Freestyle: This is the traditional stroke, the one with which you’re likely most familiar. Face the bottom of the pool. Kick legs in a constant flutter – right, left, right, left. Reach forward with one arm, as if giving the water an above-the-head high five. Pull downward and back toward your body, so you’re propelled forward with your arm stopping to rest against your side. Do it with the other arm, and continue to switch arms. Breathe to the side when the corresponding arm is at rest along your side and the opposite arm is stretched forward.

Backstroke: This is basically inverted freestyle. Flip over and face the ceiling. Flutter kick. Send one arm up past your head, to look as if you’re raising your hand in class. Rotate hand and push downward, bringing your arm back along your side. Do with the other arm. Continue to switch arms.

Breaststroke: You may know this one as froggy style. Position stomach downward, just like freestyle. Your legs will be doing a frog kick – kicking outward in unison and then bringing them back together. Your arms will – also in unison – stretch out in front of you, ending in a streamline. Rotate palms outward and push out in opposite directions. Continue to propel forward by pushing arms almost completely down to your sides. Instead of bringing them to rest on your sides, however, finish the motion by bringing them together below your chin with shoulders up – this is where you take your breath. Restart stroke by forming the streamline once again. Kick when your arms are stretched forward.

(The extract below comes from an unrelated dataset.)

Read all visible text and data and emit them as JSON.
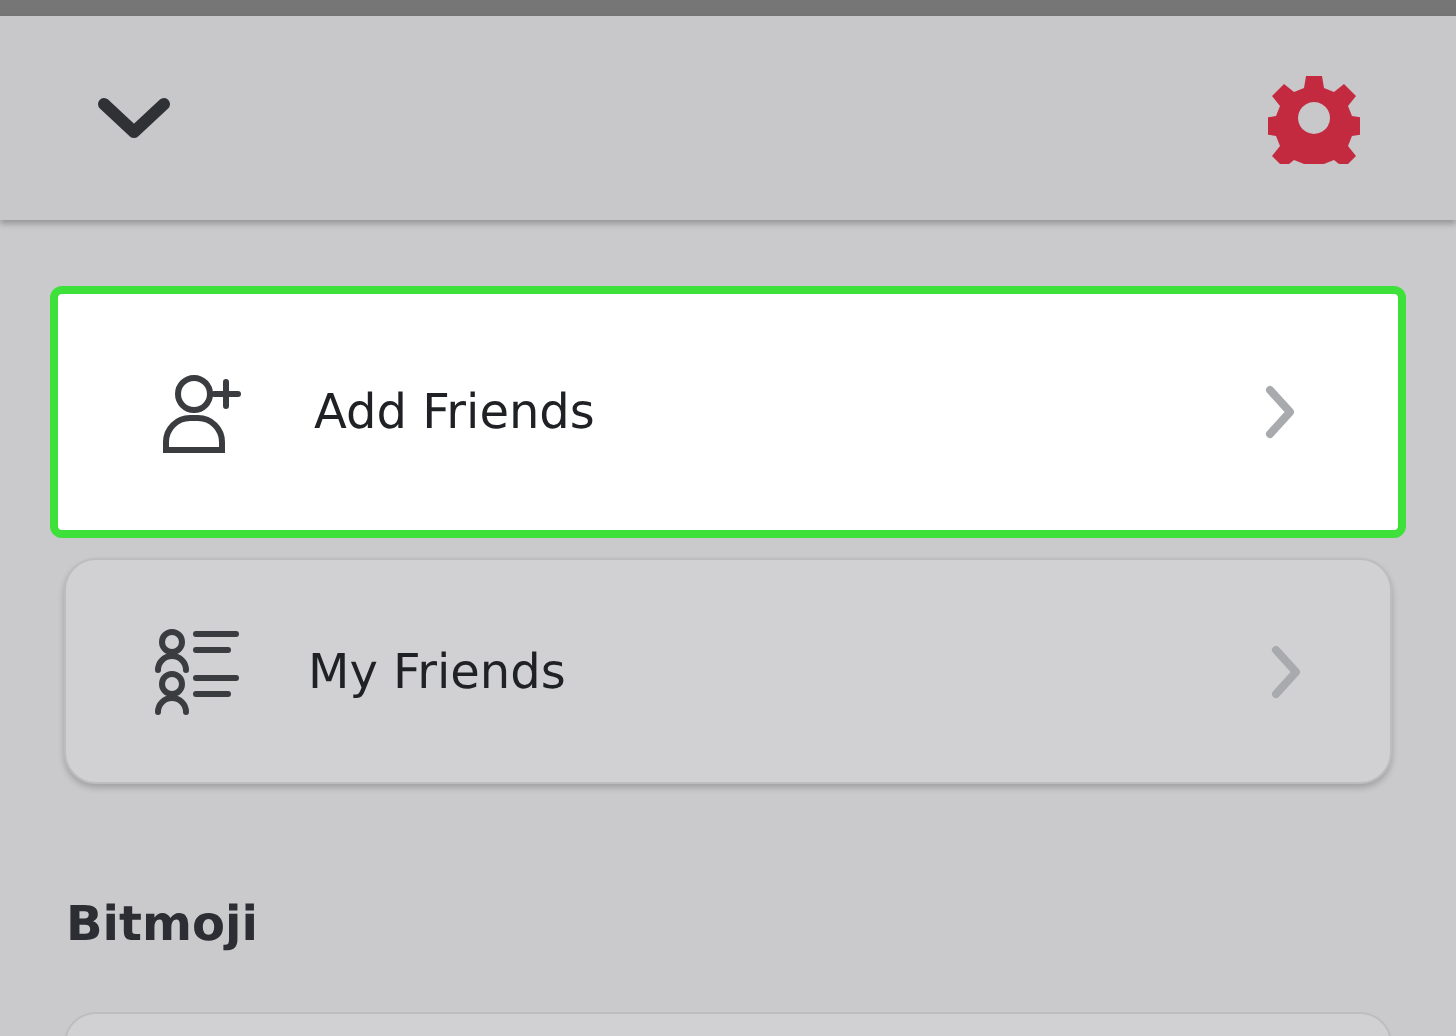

Butterfly: Arguably the hardest stroke, butterfly is almost immediately tiresome, especially for beginners. Kick feet upward and downward except, unlike the flutter kick, send them up and down in unison. Meanwhile, take arms, which are at rest along your sides, and – in one tossing motion – bring them out of the water and throw them together in front of you. Propel yourself forward as you bring arms back to resting position at your sides.

Beginning Exercises

Now that you have a better idea of what you’re doing, it’s time to get to it. Be warned: People often underestimate the difficulty of swimming. It’s not like land exercises in that you’re muscles will be working harder and you can’t just breathe whenever. Take it easy when you’re first starting out and don’t forget to bring a water bottle. Even the best on-land athletes can become exhausted quickly when working in the water.

Exercise 1: Get a kickboard and kick four entire lengths of the pool. Don’t stop to rest at the walls until four lengths are complete. While this may seem easy, it’s an effective way to adjust to the foreign feel of swimming. Cutting through water is different than cutting through air, and using a kickboard will allow you to breathe easy while getting used to it.

Exercise 2: Once you’re comfortable kicking, add your arms into the equation. Aim to swim four lengths of the pool with minimal rest at the walls. Rest one minute, then repeat five to 10 times. Don’t worry about adhering to specific strokes; do what is most comfortable. It will likely be uncomfortable at first, as oxygen is limited and coordinating arms and legs is strange. Before moving on to longer distances, faster speeds and more technical strokes, become acclimated to breathing while swimming.

Exercise 3: Aim to swim four laps freestyle, with minimal rest at the walls, in a predetermined amount of time. Set a challenging interval, one that will have you breathing heavily when finished. Rest one minute. Add 30 seconds to your interval and swim four more laps. Rest again and repeat once more, again adding 30 seconds.

As you advance, get creative with strokes, intervals and distance combinations. Before you know it, you’ll be a trim, lean, swimming machine.